Although editorial writers were more likely to have relevant academic expertise than independent commenters (86% vs. 53%, p=0.007), the proportion with pertinent clinical expertise did not differ significantly between the two groups (48% vs. 56%). None of the editorial writers lacked both academic and clinical expertise, while 25% of independent commenters had neither. Of the 26 independent commenters that lacked either academic or financial expertise, 18 were spokespersons for advocacy organisations.
Of the 21 editorial comments, an academic conflict of interest was present in nine instances (43%), and a financial conflict of interest in nine (38%). Academic and financial conflicts of interest were present in 56 (54%) and 33 (32%) of the 104 comments, respectively. Of the 56 academic conflicts of interest, 25 (45%) were reported in the news stories. Only 11 (33%) of the financial conflicts of interest were reported.
Independent commenters were favourably disposed to research when their academic and financial conflicts of interest were consistent with the results of the medical research (academic conflict: 34 [97%] of the 35 comments expressing positive views; financial conflict: 13 [95%] of the 14 comments expressing positive views).

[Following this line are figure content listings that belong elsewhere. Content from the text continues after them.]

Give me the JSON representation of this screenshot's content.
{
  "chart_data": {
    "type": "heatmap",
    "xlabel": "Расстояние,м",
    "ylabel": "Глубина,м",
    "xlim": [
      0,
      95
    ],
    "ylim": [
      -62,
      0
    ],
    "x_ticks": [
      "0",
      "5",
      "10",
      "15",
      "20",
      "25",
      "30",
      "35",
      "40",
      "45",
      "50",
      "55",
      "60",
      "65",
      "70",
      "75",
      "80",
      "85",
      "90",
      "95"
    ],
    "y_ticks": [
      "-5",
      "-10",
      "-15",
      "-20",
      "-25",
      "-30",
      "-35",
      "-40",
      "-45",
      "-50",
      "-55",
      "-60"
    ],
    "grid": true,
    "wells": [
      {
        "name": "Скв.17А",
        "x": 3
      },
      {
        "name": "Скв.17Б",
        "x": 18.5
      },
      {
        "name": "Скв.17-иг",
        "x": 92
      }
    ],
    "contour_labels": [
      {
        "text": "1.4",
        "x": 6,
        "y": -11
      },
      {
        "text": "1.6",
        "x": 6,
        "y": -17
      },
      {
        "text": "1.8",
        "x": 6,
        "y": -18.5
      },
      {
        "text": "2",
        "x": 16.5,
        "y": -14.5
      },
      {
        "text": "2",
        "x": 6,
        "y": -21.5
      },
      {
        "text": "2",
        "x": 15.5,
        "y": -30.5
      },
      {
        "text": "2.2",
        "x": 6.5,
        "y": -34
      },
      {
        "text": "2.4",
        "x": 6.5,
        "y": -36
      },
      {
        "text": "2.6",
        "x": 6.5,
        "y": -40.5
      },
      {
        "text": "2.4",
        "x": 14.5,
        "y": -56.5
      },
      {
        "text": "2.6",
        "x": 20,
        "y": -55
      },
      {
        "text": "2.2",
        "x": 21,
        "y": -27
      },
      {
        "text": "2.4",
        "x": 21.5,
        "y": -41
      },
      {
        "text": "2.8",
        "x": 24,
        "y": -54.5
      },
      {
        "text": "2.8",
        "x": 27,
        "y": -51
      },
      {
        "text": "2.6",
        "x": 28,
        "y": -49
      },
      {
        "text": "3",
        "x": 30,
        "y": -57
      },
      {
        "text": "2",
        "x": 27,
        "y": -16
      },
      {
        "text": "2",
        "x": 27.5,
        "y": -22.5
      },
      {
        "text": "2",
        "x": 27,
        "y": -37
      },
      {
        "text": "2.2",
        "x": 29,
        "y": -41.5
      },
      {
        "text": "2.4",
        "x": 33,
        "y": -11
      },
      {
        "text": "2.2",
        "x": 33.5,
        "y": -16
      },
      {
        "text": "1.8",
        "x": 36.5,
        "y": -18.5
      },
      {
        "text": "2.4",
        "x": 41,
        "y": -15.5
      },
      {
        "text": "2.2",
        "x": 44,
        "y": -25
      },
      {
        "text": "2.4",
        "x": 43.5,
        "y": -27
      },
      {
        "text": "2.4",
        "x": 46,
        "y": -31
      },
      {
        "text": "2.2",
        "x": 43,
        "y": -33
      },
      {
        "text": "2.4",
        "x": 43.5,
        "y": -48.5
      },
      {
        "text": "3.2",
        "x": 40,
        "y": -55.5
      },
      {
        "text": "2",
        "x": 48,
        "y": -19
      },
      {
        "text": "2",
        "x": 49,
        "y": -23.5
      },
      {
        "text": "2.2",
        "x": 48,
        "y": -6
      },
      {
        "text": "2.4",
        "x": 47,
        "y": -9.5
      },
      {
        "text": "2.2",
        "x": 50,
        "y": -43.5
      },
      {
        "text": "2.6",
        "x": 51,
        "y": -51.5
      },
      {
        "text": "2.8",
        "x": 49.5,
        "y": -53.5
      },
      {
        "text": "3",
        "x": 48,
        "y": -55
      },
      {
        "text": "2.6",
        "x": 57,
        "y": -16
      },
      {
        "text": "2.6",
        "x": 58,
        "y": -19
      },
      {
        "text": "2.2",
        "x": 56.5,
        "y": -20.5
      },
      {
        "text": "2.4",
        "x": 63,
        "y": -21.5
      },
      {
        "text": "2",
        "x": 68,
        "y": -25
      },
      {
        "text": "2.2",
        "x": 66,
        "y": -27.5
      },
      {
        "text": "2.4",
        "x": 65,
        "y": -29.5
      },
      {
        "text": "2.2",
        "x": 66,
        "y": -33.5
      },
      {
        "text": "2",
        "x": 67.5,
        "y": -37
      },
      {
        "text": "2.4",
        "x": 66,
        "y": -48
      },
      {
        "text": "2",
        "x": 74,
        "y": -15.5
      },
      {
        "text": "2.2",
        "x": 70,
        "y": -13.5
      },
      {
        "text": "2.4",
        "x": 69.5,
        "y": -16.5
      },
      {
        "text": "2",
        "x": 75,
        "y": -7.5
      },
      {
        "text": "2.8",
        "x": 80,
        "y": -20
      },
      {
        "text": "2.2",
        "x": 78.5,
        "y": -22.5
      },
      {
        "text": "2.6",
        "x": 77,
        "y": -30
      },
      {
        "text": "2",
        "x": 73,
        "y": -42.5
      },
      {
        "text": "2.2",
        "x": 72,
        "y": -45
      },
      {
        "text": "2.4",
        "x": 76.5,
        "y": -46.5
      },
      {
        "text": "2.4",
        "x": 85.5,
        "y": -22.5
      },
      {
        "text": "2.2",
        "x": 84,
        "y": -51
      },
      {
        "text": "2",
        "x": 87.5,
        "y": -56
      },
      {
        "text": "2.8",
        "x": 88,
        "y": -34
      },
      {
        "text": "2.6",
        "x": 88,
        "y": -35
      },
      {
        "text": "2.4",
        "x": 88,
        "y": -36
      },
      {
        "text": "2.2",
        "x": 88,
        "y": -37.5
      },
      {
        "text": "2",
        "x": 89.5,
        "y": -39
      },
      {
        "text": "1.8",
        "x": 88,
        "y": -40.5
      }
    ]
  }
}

(The authors provided details of their research funding arrangements.)
Comment: Recommendations on disclosure of potential conflicts of interest by authors are provided by ICMJE and Committee on Publication Ethics.2,3 Disclosure of of potential conflicts of interest (mandated by many medical research journals) provides the reader an opportunity to consider academic and pecuniary interests that might influence their understanding of the author's work. The results of this study suggest that the reporting of medical research in news stories would benefit from a similar degree of stringency.